Abstract
Abstract 1858
High dose therapy (HDT) with autologous stem cell transplantation (ASCT) is a standard treatment option for eligible frontline myeloma patients (pts). However, almost all patients ultimately relapse. Thus, new strategies are required to control the residual disease after HDT. Consolidation therapy, given early after HDT, could enhance the depth of response and further improve progression free survival (PFS) and overall survival (OS). We previously reported that either Thalidomide or Lenalidomide given after HDT was able to reduce this residual disease (IFM 99-02 and 2005-02 trials). During last EHA meeting (abstract #510)., Cavo M et al., updated results of their recently published phase 3 trial. Consolidation by Bortezomib-Thalidomide-Dexamethasone (VTD) after VTD induction and double ASCT improved response in 31 % of pts and 61 % of them achieved CR. This translated into a gain of PFS (62 % at 3 years) and a reduction of the relative risk of progression or death of 36 %. The aim of this study was to evaluate the efficacy of early consolidation therapy and its impact on PFS.
In this prospective monocenter study, pts were eligible to receive early consolidation if they had the following: 1) at least partial response (PR) after HD melphalan (HDM), 2) no grade ≥ 2 peripheral neuropathy (PNY). The consolidation regimen was: vTD 61%, Lenalidomide 23%, Lenalidomide plus Dexamethasone 13% and Bortezomib-Lenalidomide-Dexamethasone (VRD) 3%. Consolidation had to be started within 3 months from HDM with no following maintenance. Response was assessed according to International Myeloma Working Group uniform response criteria 1 month after the last cycle of consolidation. The duration of PFS was calculated for all patients from time to HDT to time of progression, relapse, death from any cause or to last contact. PFS was analysed using Kaplan-Meier curves.
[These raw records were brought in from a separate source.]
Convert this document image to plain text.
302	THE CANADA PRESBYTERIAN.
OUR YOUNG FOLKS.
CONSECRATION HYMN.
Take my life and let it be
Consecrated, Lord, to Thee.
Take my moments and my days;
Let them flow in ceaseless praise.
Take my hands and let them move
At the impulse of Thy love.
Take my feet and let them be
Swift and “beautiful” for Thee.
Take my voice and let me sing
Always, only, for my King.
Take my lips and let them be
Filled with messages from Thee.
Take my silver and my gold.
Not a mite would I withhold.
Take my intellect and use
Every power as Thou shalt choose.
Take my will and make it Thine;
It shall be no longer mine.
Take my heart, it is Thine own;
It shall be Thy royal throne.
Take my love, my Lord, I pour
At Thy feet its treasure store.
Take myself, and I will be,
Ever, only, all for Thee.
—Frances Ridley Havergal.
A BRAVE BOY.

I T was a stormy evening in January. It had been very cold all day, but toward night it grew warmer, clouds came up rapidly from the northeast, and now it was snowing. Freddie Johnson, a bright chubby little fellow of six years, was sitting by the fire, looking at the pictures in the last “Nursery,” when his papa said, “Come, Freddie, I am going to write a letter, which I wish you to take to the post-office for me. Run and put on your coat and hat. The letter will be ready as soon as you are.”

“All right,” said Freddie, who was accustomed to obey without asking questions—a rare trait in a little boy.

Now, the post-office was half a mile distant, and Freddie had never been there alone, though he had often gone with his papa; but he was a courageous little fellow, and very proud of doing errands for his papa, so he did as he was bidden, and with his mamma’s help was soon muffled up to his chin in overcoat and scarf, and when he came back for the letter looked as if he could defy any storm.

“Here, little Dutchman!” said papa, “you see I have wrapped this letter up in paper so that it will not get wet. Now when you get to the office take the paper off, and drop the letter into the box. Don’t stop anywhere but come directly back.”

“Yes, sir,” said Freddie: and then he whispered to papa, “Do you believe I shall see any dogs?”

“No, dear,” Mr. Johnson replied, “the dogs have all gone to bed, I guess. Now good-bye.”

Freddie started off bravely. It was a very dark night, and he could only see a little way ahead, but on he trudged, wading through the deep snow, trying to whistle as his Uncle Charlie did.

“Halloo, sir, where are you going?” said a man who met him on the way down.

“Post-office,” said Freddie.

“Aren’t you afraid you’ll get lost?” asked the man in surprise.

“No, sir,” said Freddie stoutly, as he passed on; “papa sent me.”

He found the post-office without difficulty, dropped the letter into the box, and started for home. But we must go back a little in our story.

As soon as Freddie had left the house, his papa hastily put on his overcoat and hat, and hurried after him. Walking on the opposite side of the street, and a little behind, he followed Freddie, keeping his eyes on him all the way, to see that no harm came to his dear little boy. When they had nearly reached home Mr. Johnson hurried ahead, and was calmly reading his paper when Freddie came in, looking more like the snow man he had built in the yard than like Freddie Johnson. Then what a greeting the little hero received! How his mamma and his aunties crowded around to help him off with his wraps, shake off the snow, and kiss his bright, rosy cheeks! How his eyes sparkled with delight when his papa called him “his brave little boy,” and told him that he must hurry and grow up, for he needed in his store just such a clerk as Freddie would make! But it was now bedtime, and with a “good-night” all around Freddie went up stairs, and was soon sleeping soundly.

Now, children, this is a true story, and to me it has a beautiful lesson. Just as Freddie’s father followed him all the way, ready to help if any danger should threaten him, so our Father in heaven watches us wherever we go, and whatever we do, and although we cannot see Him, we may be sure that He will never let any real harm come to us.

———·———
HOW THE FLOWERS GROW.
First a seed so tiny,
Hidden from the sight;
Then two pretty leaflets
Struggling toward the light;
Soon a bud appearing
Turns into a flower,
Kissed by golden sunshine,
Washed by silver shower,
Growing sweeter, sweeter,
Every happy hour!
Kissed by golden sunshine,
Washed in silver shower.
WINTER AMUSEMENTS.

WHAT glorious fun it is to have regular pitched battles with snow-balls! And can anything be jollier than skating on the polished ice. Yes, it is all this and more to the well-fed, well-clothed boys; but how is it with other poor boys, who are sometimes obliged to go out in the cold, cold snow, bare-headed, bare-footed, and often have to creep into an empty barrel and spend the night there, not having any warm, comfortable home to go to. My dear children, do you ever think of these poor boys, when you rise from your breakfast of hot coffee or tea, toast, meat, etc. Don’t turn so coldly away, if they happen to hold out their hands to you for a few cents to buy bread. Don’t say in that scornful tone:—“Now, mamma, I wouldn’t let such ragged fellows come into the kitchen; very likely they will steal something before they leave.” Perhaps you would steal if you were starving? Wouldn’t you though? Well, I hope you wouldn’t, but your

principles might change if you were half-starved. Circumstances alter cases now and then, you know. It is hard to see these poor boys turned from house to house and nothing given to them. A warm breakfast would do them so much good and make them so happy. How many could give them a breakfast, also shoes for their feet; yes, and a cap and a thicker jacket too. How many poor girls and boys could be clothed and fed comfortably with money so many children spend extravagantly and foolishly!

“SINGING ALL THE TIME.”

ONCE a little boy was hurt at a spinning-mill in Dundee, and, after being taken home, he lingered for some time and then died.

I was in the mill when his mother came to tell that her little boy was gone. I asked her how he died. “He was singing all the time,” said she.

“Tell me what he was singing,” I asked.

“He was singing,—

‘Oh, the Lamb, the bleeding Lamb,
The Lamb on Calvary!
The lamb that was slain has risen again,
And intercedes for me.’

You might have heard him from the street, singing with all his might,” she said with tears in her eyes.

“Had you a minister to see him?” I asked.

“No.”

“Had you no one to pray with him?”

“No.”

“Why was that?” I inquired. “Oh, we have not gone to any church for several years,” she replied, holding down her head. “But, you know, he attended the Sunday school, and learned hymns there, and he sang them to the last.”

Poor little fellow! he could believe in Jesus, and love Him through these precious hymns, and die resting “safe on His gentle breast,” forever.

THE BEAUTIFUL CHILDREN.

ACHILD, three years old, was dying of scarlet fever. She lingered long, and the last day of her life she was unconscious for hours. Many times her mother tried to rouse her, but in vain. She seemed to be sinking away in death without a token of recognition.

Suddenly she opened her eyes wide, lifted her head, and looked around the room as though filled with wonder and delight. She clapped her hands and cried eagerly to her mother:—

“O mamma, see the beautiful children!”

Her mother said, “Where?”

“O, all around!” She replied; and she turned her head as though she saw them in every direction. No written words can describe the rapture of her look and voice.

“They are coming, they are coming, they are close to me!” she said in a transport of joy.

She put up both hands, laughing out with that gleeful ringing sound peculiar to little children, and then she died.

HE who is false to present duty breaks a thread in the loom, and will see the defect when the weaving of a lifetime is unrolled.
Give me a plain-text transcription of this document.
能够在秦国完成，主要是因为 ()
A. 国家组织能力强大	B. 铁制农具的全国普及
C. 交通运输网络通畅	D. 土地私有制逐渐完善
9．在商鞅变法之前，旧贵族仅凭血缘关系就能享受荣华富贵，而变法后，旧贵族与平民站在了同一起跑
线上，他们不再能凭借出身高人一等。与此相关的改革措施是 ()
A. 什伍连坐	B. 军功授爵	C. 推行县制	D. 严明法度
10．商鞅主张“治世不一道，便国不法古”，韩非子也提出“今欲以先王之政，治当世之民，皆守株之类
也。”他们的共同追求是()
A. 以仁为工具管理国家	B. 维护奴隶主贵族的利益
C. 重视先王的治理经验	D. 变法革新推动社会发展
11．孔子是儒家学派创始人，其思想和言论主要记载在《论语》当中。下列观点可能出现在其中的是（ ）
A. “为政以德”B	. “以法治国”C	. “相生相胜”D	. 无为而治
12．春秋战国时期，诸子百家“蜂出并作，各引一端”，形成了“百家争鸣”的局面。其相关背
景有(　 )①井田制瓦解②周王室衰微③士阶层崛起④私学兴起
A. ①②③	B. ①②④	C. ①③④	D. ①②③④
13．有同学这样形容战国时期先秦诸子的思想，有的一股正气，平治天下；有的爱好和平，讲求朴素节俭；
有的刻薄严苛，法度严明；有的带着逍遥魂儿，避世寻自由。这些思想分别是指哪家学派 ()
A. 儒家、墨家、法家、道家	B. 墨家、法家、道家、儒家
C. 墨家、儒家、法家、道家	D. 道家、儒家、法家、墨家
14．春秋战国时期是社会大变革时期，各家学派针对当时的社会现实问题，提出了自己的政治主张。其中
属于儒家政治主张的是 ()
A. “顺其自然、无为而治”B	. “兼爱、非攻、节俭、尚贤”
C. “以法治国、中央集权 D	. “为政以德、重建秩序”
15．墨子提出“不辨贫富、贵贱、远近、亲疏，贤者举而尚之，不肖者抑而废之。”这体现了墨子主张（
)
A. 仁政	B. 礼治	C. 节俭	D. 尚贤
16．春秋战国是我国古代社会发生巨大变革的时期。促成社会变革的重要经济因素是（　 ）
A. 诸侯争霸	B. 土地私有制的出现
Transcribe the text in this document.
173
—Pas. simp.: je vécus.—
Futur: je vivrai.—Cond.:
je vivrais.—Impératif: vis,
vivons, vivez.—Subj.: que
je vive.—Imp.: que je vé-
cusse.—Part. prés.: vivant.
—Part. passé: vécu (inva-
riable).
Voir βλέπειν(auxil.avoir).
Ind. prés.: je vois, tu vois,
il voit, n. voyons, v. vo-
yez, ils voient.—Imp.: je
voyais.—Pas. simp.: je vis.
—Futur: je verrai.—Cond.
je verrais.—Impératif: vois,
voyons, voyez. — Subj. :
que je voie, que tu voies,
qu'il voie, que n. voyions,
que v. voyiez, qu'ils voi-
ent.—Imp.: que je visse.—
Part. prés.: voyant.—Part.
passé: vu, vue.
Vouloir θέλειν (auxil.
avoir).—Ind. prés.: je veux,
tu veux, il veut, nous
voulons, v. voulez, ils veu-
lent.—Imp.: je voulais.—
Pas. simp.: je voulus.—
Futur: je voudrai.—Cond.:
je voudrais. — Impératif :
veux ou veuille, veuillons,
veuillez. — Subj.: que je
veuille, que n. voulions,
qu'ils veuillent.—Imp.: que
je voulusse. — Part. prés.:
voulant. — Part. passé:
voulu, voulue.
From February 2007 to December 2010, 100 frontline MM pts under 65 received HDM followed by ASCT. Seventy six pts were eligible for consolidation (conso group), 24 pts were not (no conso group). After HDT, response rates were: VGPR=29%, and CR=71% in the no conso group, vs PR=20%, VGPR=55%, and CR=25% in the conso group (p<0.001). Early consolidation upgraded response in 17% of pts with PR=11%, VGPR=49%, and CR=36%. Three pts had progressive disease after or during consolidation.
Median follow up is similar for the 2 groups (20 months). Maybe due to unbalanced response repartition, there was no impact of consolidation on PFS (median 25 mos in the 2 groups). Nevertheless, estimated median PFS was not reached in pts achieving CR after consolidation vs 27 mos in pts in CR after HDT in the no conso group (ns).
If we focus on response after consolidation, estimated median PFS was not reached in CR pts versus 20 mos in PR pts, and 21 mos in VGPR pts (p=·006; figure 1), irrespective of post HDT status (already in CR or not). Moreover, if we compare pts in VGPR after ASCT (42) we observe two groups: those who upgrade their response to CR (19%) and those who stay in VGPR. The first group achieve the same PFS than patients in CR post ASCT and staying in CR after consolidation (28 mos). Interestingly, those pts (pts upgrading their response) present a longer PFS than those staying in VGPR post consolidation 28 mos versus 20 mos (p=0,032).
Our data suggest that achieving CR after consolidation therapy is a major end-point to improve PFS, maybe even in pts already in CR after HDT. So we could propose to treat pts with consolidation until they obtain CR, they achieve a plateau or they present toxicities.
No relevant conflicts of interest to declare.